🤖 AI Summary
Endangered writing systems—such as the Nüshu script of China’s Yao ethnic group—suffer from extreme data scarcity and prohibitively high manual reconstruction costs. Method: This study proposes the first large-language-model–driven framework for low-resource language reconstruction. We construct NCGold, the first 500-sentence Nüshu–Chinese parallel corpus, and achieve effective few-shot fine-tuning of GPT-4-Turbo using only 35 annotated examples. To augment data, we integrate FastText word embeddings with a Seq2Seq translation model to generate high-quality synthetic data (NCSilver).
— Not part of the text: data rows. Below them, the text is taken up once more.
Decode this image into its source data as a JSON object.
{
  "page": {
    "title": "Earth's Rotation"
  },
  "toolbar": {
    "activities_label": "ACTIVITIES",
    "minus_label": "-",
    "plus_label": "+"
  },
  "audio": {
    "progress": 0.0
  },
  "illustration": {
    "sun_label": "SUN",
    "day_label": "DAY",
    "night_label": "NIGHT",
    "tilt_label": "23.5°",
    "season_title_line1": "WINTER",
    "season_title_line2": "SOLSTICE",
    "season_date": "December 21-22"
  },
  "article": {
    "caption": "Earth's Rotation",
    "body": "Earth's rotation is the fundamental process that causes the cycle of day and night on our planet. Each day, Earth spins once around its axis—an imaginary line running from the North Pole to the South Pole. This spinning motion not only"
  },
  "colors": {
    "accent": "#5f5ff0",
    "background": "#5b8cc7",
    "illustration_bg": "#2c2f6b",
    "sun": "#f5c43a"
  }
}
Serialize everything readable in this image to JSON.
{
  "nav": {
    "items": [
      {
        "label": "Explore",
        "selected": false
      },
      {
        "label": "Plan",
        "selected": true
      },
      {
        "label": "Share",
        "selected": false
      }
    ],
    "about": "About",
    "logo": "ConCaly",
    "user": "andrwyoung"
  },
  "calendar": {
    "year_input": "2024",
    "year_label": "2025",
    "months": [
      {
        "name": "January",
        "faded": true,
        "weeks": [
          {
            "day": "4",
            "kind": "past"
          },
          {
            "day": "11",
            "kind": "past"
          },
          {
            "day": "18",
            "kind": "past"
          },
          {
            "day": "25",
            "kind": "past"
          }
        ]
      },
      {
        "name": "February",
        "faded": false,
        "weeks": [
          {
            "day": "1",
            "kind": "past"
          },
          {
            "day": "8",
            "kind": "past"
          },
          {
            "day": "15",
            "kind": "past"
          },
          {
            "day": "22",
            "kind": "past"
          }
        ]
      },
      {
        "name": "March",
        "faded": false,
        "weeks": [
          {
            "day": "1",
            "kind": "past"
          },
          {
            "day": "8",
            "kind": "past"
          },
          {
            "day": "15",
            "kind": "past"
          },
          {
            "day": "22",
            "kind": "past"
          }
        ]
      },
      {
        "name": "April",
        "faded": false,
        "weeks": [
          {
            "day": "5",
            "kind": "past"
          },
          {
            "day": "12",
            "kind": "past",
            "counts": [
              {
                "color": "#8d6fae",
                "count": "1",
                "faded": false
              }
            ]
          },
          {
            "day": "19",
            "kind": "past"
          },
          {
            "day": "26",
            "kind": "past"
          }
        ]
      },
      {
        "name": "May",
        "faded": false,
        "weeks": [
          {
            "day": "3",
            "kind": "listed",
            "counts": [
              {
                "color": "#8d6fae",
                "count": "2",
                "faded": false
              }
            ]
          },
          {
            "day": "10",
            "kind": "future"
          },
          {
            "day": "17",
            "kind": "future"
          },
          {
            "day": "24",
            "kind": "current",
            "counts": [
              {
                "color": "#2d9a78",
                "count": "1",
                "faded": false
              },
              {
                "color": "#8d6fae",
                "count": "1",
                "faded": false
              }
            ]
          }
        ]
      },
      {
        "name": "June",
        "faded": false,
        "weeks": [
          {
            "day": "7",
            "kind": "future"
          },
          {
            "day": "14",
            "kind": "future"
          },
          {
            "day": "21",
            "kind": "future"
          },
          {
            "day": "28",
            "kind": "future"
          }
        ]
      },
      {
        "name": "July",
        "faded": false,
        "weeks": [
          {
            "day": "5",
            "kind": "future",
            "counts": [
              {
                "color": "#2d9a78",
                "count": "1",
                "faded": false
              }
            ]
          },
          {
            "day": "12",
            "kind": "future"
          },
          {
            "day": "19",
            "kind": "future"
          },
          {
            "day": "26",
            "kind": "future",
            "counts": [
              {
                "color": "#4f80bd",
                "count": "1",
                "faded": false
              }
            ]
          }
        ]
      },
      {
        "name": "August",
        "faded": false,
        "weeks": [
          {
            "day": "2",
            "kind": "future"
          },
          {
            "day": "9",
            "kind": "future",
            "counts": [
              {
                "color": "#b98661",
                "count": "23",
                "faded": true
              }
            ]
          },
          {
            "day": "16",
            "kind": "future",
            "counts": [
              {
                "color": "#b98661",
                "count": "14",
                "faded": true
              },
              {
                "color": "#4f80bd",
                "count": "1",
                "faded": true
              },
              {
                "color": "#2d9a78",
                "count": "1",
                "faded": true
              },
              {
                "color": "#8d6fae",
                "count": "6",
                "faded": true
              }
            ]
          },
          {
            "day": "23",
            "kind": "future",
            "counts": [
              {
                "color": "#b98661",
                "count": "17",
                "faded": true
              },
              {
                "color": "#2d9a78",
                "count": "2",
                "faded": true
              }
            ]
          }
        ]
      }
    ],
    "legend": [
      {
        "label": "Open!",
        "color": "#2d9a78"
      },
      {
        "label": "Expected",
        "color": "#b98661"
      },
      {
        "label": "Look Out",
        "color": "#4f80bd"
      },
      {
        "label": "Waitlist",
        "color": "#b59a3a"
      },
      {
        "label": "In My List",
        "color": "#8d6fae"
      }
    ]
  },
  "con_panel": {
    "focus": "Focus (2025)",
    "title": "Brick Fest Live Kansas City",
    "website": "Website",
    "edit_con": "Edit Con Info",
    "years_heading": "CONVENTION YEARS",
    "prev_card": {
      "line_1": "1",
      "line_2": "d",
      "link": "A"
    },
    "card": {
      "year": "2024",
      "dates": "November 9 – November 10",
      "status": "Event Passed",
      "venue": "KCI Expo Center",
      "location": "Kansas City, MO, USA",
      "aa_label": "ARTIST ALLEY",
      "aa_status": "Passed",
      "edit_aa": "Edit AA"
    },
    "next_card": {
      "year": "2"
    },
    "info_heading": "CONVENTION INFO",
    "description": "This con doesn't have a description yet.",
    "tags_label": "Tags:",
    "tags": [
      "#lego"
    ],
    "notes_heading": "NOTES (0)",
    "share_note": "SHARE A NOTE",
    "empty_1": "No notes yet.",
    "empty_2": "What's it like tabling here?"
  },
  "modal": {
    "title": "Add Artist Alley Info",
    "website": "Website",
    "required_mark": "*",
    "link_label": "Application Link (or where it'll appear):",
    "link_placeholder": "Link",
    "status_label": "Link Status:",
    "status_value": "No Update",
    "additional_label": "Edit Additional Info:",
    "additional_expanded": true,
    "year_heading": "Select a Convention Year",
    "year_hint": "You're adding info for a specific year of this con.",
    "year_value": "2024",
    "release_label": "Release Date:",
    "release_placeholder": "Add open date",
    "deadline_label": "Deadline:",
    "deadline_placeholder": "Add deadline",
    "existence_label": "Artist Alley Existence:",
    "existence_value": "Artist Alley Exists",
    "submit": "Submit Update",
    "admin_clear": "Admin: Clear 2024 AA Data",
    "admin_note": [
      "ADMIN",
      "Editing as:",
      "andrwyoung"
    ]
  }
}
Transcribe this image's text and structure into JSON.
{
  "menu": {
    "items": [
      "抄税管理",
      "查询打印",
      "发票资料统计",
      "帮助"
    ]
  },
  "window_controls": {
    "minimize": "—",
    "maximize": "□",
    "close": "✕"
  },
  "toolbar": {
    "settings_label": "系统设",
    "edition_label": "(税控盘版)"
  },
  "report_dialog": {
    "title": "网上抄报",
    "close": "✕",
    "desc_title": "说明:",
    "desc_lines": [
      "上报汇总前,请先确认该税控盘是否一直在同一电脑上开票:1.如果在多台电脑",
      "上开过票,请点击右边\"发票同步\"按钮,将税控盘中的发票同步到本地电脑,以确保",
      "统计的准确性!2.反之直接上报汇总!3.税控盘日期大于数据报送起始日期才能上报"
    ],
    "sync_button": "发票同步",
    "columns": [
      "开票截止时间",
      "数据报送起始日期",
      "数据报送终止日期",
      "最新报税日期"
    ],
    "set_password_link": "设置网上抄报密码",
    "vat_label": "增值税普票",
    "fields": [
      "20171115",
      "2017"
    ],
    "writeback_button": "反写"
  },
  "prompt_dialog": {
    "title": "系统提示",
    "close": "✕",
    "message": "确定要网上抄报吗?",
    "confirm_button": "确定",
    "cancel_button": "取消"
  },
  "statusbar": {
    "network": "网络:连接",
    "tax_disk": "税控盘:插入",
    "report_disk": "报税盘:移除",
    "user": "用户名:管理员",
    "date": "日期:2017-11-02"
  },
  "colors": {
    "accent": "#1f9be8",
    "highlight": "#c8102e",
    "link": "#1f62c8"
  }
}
Contribution/Results: On a 50-sentence test set, our approach achieves a 48.69% translation accuracy and produces 98 validated Nüshu translations aligned with modern Chinese. We release the first open-source foundational Nüshu corpus and an accompanying model toolkit, substantially reducing reliance on expert annotation and establishing a reusable methodology for the revitalization of endangered scripts.
📝 Abstract
The preservation and revitalization of endangered and extinct languages is a meaningful endeavor, conserving cultural heritage while enriching fields like linguistics and anthropology. However, these languages are typically low-resource, making their reconstruction labor-intensive and costly. This challenge is exemplified by Nushu, a rare script historically used by Yao women in China for self-expression within a patriarchal society. To address this challenge, we introduce NushuRescue, an AI-driven framework designed to train large language models (LLMs) on endangered languages with minimal data. NushuRescue automates evaluation and expands target corpora to accelerate linguistic revitalization. As a foundational component, we developed NCGold, a 500-sentence Nushu-Chinese parallel corpus, the first publicly available dataset of its kind. Leveraging GPT-4-Turbo, with no prior exposure to Nushu and only 35 short examples from NCGold, NushuRescue achieved 48.69% translation accuracy on 50 withheld sentences and generated NCSilver, a set of 98 newly translated modern Chinese sentences of varying lengths. A sample of both NCGold and NCSilver is included in the Supplementary Materials. Additionally, we developed FastText-based and Seq2Seq models to further support research on Nushu. NushuRescue provides a versatile and scalable tool for the revitalization of endangered languages, minimizing the need for extensive human input.